In my quest to organize and simplify my home, which was–is–overfull of things we don’t need, I’ve been working to simplify other things, as well, like my schedule. All this thinking about what I need, what I don’t need–it has now drifted into a quest to deal with some of my time wasters. And I bet you can guess one of my biggest time wasters, since you likely had to tap into that today to read this post.
Yep. Like huge numbers of people around the world, I can sink into the internet and not come up for air for hours. And half the time I can’t tell you where I was or what I was doing. Whatever it was, there’s a good chance it didn’t matter, and a better chance that I could have used that time for something better.
I don’t have a phone. I mean, I have a landline, but that’s it. No smart phone. I’m a relic, I know. And yet, that doesn’t stop me from being connected way, way, WAY too much. I write on the computer, both fiction and blog, so the internet is here, at my fingertips, all the time. When I’m stuck on a sentence, I might as well swing over to Facebook and waste a minute or two until my brain clears. While I’m writing my blog, I’m on the internet already, and it’s no problem to multitask a little bit and switch from here to email and back.
And then, suddenly, time is gone. What happened?

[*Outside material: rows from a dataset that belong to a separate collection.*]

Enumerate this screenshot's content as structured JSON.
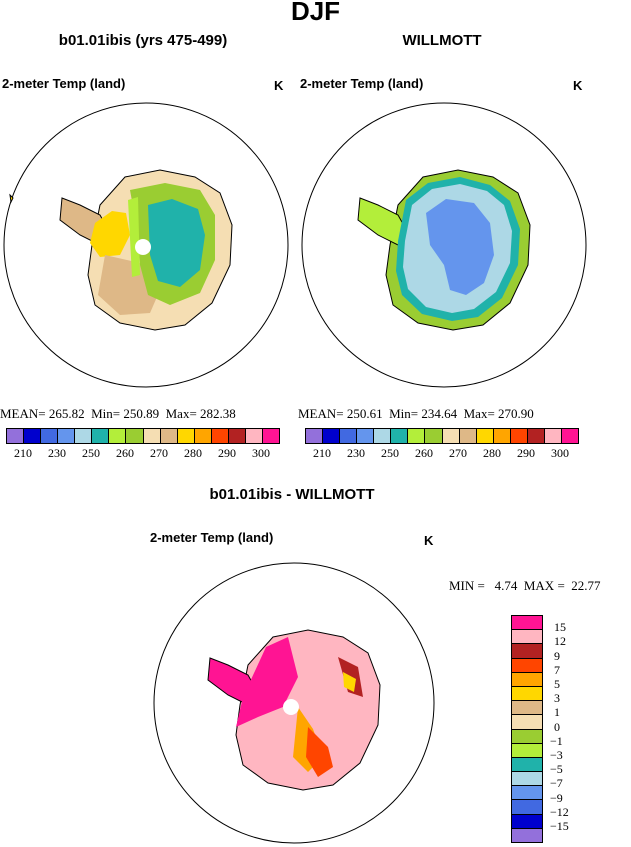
{
  "figure_title": "DJF",
  "panels": [
    {
      "id": "model",
      "title": "b01.01ibis (yrs 475-499)",
      "variable": "2-meter Temp (land)",
      "units": "K",
      "mean_label": "MEAN=",
      "mean": "265.82",
      "min_label": "Min=",
      "min": "250.89",
      "max_label": "Max=",
      "max": "282.38"
    },
    {
      "id": "obs",
      "title": "WILLMOTT",
      "variable": "2-meter Temp (land)",
      "units": "K",
      "mean_label": "MEAN=",
      "mean": "250.61",
      "min_label": "Min=",
      "min": "234.64",
      "max_label": "Max=",
      "max": "270.90"
    },
    {
      "id": "diff",
      "title": "b01.01ibis - WILLMOTT",
      "variable": "2-meter Temp (land)",
      "units": "K",
      "min_label": "MIN =",
      "min": "4.74",
      "max_label": "MAX =",
      "max": "22.77"
    }
  ],
  "temp_colorbar": {
    "colors": [
      "#9370db",
      "#0000cd",
      "#4169e1",
      "#6495ed",
      "#add8e6",
      "#20b2aa",
      "#b3ee3a",
      "#9acd32",
      "#f5deb3",
      "#deb887",
      "#ffd700",
      "#ffa500",
      "#ff4500",
      "#b22222",
      "#ffb6c1",
      "#ff1493"
    ],
    "labels": [
      "210",
      "230",
      "250",
      "260",
      "270",
      "280",
      "290",
      "300"
    ]
  },
  "diff_colorbar": {
    "colors_top_to_bottom": [
      "#ff1493",
      "#ffb6c1",
      "#b22222",
      "#ff4500",
      "#ffa500",
      "#ffd700",
      "#deb887",
      "#f5deb3",
      "#9acd32",
      "#b3ee3a",
      "#20b2aa",
      "#add8e6",
      "#6495ed",
      "#4169e1",
      "#0000cd",
      "#9370db"
    ],
    "labels_top_to_bottom": [
      "15",
      "12",
      "9",
      "7",
      "5",
      "3",
      "1",
      "0",
      "−1",
      "−3",
      "−5",
      "−7",
      "−9",
      "−12",
      "−15"
    ]
  },
  "chart_data": [
    {
      "type": "heatmap",
      "title": "b01.01ibis (yrs 475-499)",
      "subtitle": "2-meter Temp (land)",
      "units": "K",
      "projection": "polar stereographic (Antarctica)",
      "mean": 265.82,
      "min": 250.89,
      "max": 282.38,
      "levels": [
        210,
        220,
        230,
        240,
        250,
        255,
        260,
        265,
        270,
        275,
        280,
        285,
        290,
        295,
        300
      ]
    },
    {
      "type": "heatmap",
      "title": "WILLMOTT",
      "subtitle": "2-meter Temp (land)",
      "units": "K",
      "projection": "polar stereographic (Antarctica)",
      "mean": 250.61,
      "min": 234.64,
      "max": 270.9,
      "levels": [
        210,
        220,
        230,
        240,
        250,
        255,
        260,
        265,
        270,
        275,
        280,
        285,
        290,
        295,
        300
      ]
    },
    {
      "type": "heatmap",
      "title": "b01.01ibis - WILLMOTT",
      "subtitle": "2-meter Temp (land)",
      "units": "K",
      "projection": "polar stereographic (Antarctica)",
      "min": 4.74,
      "max": 22.77,
      "levels": [
        -15,
        -12,
        -9,
        -7,
        -5,
        -3,
        -1,
        0,
        1,
        3,
        5,
        7,
        9,
        12,
        15
      ]
    }
  ]
}
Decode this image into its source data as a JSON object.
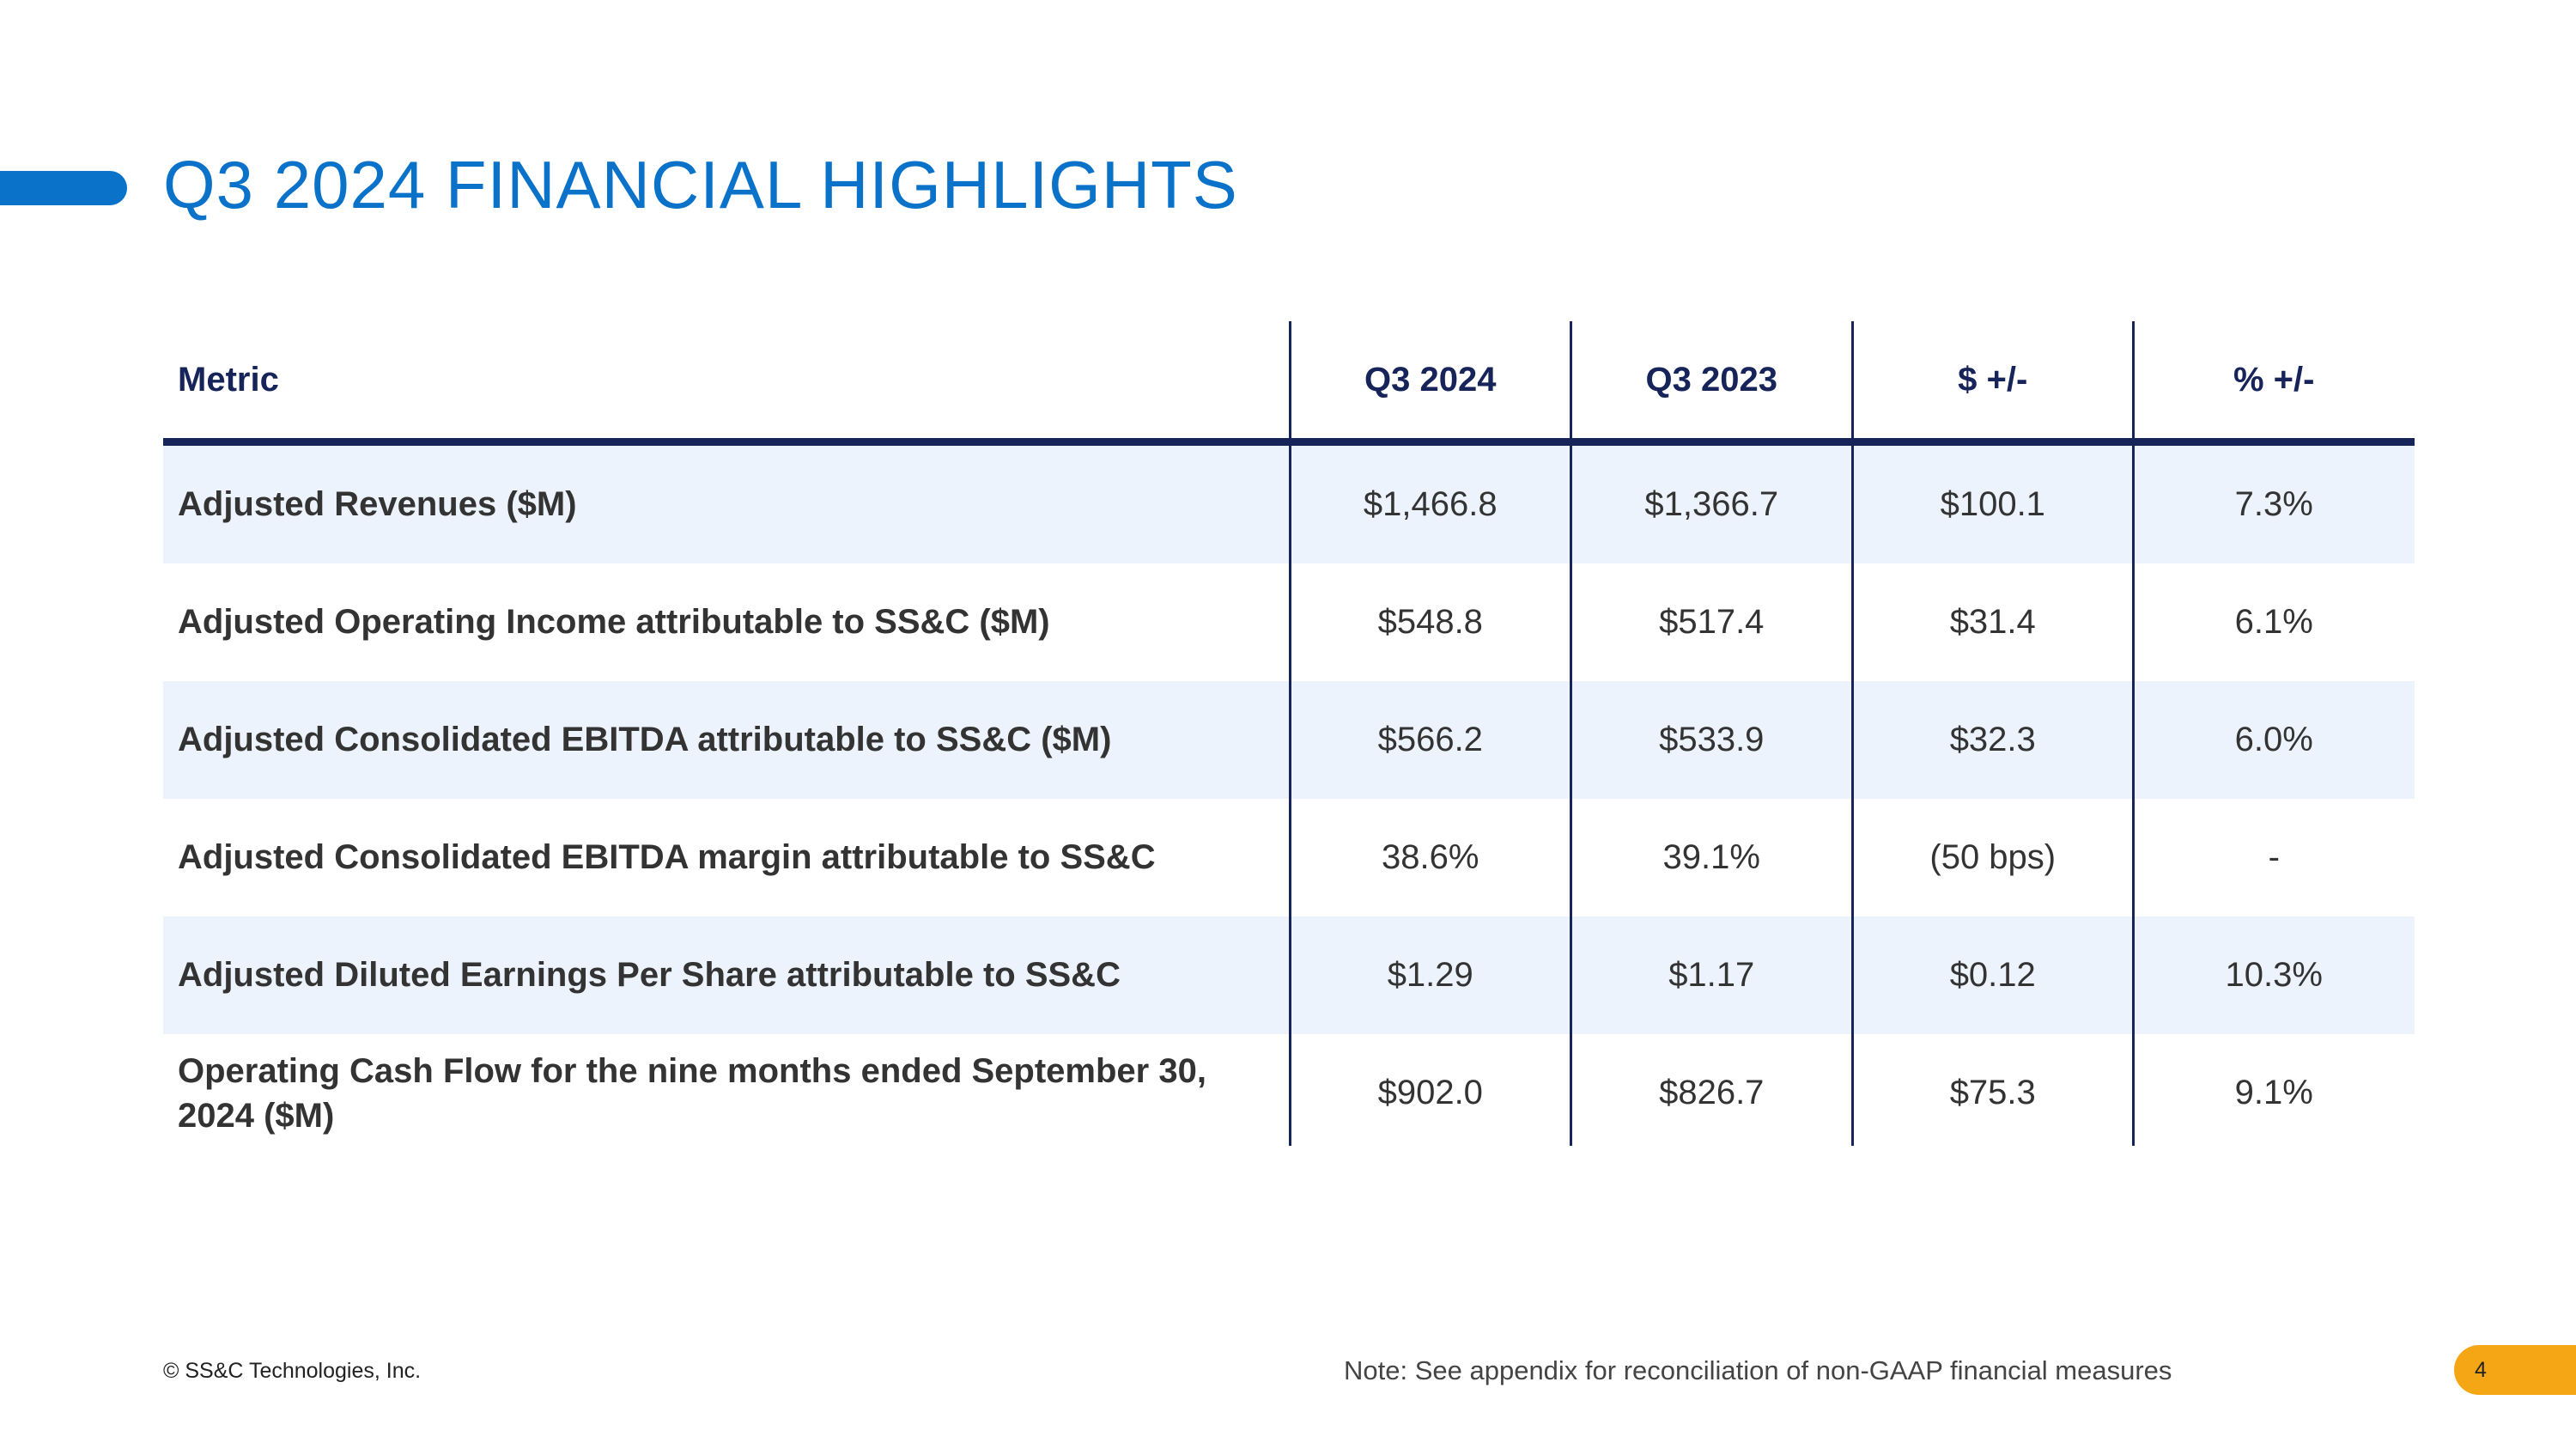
{
  "slide": {
    "title": "Q3 2024 FINANCIAL HIGHLIGHTS",
    "page_number": "4",
    "copyright": "© SS&C Technologies, Inc.",
    "note": "Note: See appendix for reconciliation of non-GAAP financial measures"
  },
  "table": {
    "headers": [
      "Metric",
      "Q3 2024",
      "Q3 2023",
      "$ +/-",
      "% +/-"
    ],
    "rows": [
      {
        "metric": "Adjusted Revenues ($M)",
        "q3_2024": "$1,466.8",
        "q3_2023": "$1,366.7",
        "dollar_change": "$100.1",
        "pct_change": "7.3%"
      },
      {
        "metric": "Adjusted Operating Income attributable to SS&C ($M)",
        "q3_2024": "$548.8",
        "q3_2023": "$517.4",
        "dollar_change": "$31.4",
        "pct_change": "6.1%"
      },
      {
        "metric": "Adjusted Consolidated EBITDA attributable to SS&C ($M)",
        "q3_2024": "$566.2",
        "q3_2023": "$533.9",
        "dollar_change": "$32.3",
        "pct_change": "6.0%"
      },
      {
        "metric": "Adjusted Consolidated EBITDA margin attributable to SS&C",
        "q3_2024": "38.6%",
        "q3_2023": "39.1%",
        "dollar_change": "(50 bps)",
        "pct_change": "-"
      },
      {
        "metric": "Adjusted Diluted Earnings Per Share attributable to SS&C",
        "q3_2024": "$1.29",
        "q3_2023": "$1.17",
        "dollar_change": "$0.12",
        "pct_change": "10.3%"
      },
      {
        "metric": "Operating Cash Flow for the nine months ended September 30, 2024 ($M)",
        "q3_2024": "$902.0",
        "q3_2023": "$826.7",
        "dollar_change": "$75.3",
        "pct_change": "9.1%"
      }
    ]
  },
  "colors": {
    "accent": "#0a72c9",
    "navy": "#16245a",
    "row_shade": "#ecf3fc",
    "badge": "#f5a614"
  }
}
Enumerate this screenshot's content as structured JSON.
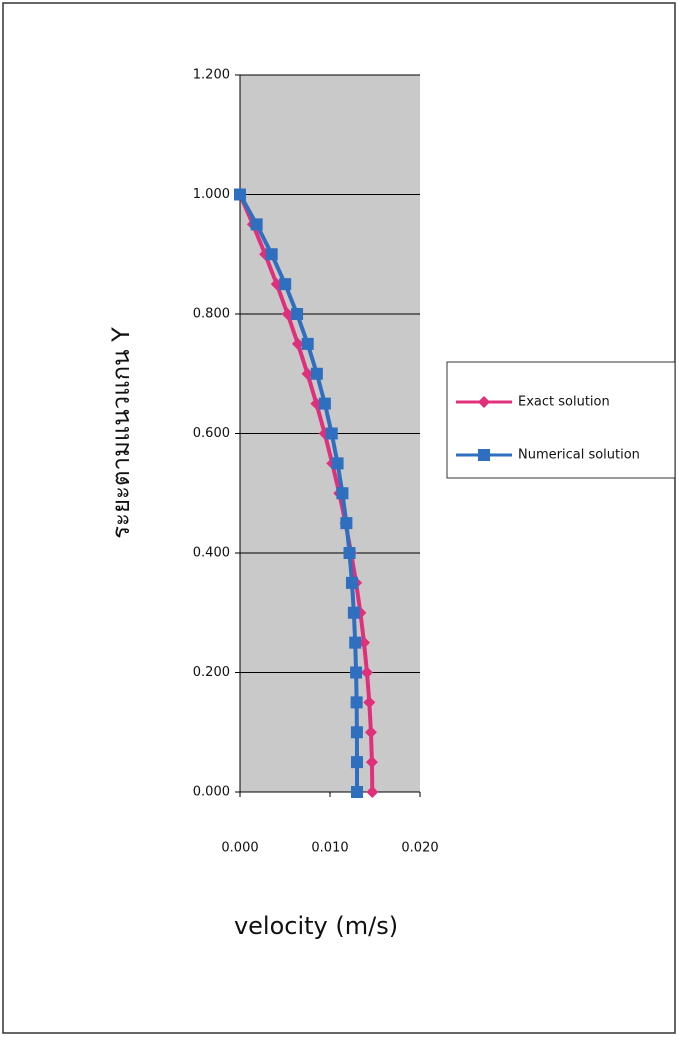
{
  "chart_data": {
    "type": "line",
    "x_label": "velocity (m/s)",
    "y_label": "ระยะตามแนวแกน Y",
    "xlim": [
      0,
      0.02
    ],
    "xticks": [
      {
        "value": 0,
        "label": "0.000"
      },
      {
        "value": 0.01,
        "label": "0.010"
      },
      {
        "value": 0.02,
        "label": "0.020"
      }
    ],
    "ylim": [
      0,
      1.2
    ],
    "yticks": [
      {
        "value": 0,
        "label": "0.000"
      },
      {
        "value": 0.2,
        "label": "0.200"
      },
      {
        "value": 0.4,
        "label": "0.400"
      },
      {
        "value": 0.6,
        "label": "0.600"
      },
      {
        "value": 0.8,
        "label": "0.800"
      },
      {
        "value": 1.0,
        "label": "1.000"
      },
      {
        "value": 1.2,
        "label": "1.200"
      }
    ],
    "grid": true,
    "legend": "right",
    "series": [
      {
        "name": "Exact solution",
        "color": "#e0307c",
        "marker": "diamond",
        "x": [
          0.0147,
          0.01466,
          0.01455,
          0.01437,
          0.01411,
          0.01378,
          0.01338,
          0.0129,
          0.01235,
          0.01172,
          0.01103,
          0.01025,
          0.00941,
          0.00849,
          0.0075,
          0.00643,
          0.00529,
          0.00408,
          0.00279,
          0.00143,
          0
        ],
        "y": [
          0,
          0.05,
          0.1,
          0.15,
          0.2,
          0.25,
          0.3,
          0.35,
          0.4,
          0.45,
          0.5,
          0.55,
          0.6,
          0.65,
          0.7,
          0.75,
          0.8,
          0.85,
          0.9,
          0.95,
          1.0
        ]
      },
      {
        "name": "Numerical solution",
        "color": "#2f6fc0",
        "marker": "square",
        "x": [
          0.013,
          0.013,
          0.01299,
          0.01296,
          0.0129,
          0.0128,
          0.01265,
          0.01244,
          0.01217,
          0.01182,
          0.01138,
          0.01084,
          0.01019,
          0.00943,
          0.00854,
          0.00752,
          0.00634,
          0.00502,
          0.00352,
          0.00185,
          0
        ],
        "y": [
          0,
          0.05,
          0.1,
          0.15,
          0.2,
          0.25,
          0.3,
          0.35,
          0.4,
          0.45,
          0.5,
          0.55,
          0.6,
          0.65,
          0.7,
          0.75,
          0.8,
          0.85,
          0.9,
          0.95,
          1.0
        ]
      }
    ]
  }
}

I should be strong enough and controlled enough to deal with this on my own, but at the moment I’m not. Funny thing is that I likely spend more wasted time on Facebook than anywhere else, and I hate it. It’s a very rare moment that I leave Facebook feeling good about anything. It’s filled with bad news and lots of blog posts meant to teach me by pointing out my failures. You know the ones. Titles like Real Christians Would Never (fill in the blank with something I’ve done.) Ten Things a Good Person Would NEVER say to a (single person, tall person, short person, poor person, person from another race), again, filled with things I’ve said. Five Parenting Fails. Yep. I’m usually guilty of one or two. And yet, I still go back to Facebook. What on earth is wrong with me?
Anyway, I need a little help. So I looked for it. And, fortunately, found it. There are many apps out there that can help those of us who spend time on our computers stay on task. Seems Google has one called Nanny. I stayed away from that one. Too much truth in that name, thanks. There are others, but the one I finally landed on is called Freedom.to. I like that. It’s all in the marketing. Freedom to do other things. Freedom to use my time wisely. Freedom to stay away from articles and blog posts that make me feel like a monster. Yes, it’s a nanny, since I can’t do this myself yet, but I can pretend it’s nobler than that.It’s a productivity tool, not a babysitter. And it’s easier on my waistline than my other time management trick–taking my computer to Culver’s restaurant across town, which has no internet but does have French fries.
So, now I’m blocking myself off a bunch of websites while I work. I don’t want to block the entire internet, because while I write I use online dictionaries, a thesaurus, baby name sites, Pandora for music, and sometimes do research for my books. I need those. So, this is the next best thing, blocking the sites where I lose time when I need to focus on other things.
Soon I hope I can take off the training wheels and manage my time alone. But until then, or if that never happens, I’m pleased to find ways to deal with my weaknesses and focus my energy. The internet can be a great tool. And it can be the ruination of a soul. I hope to be wiser about my use of it as I continue my journey toward a life where I can be all God wants, in the physical realm as well as the spiritual and emotional. And if you have a favorite way to use the internet wisely, productively, and without wasting hours of time, I’d love to hear it. I am not too proud to admit I need all the help I can get.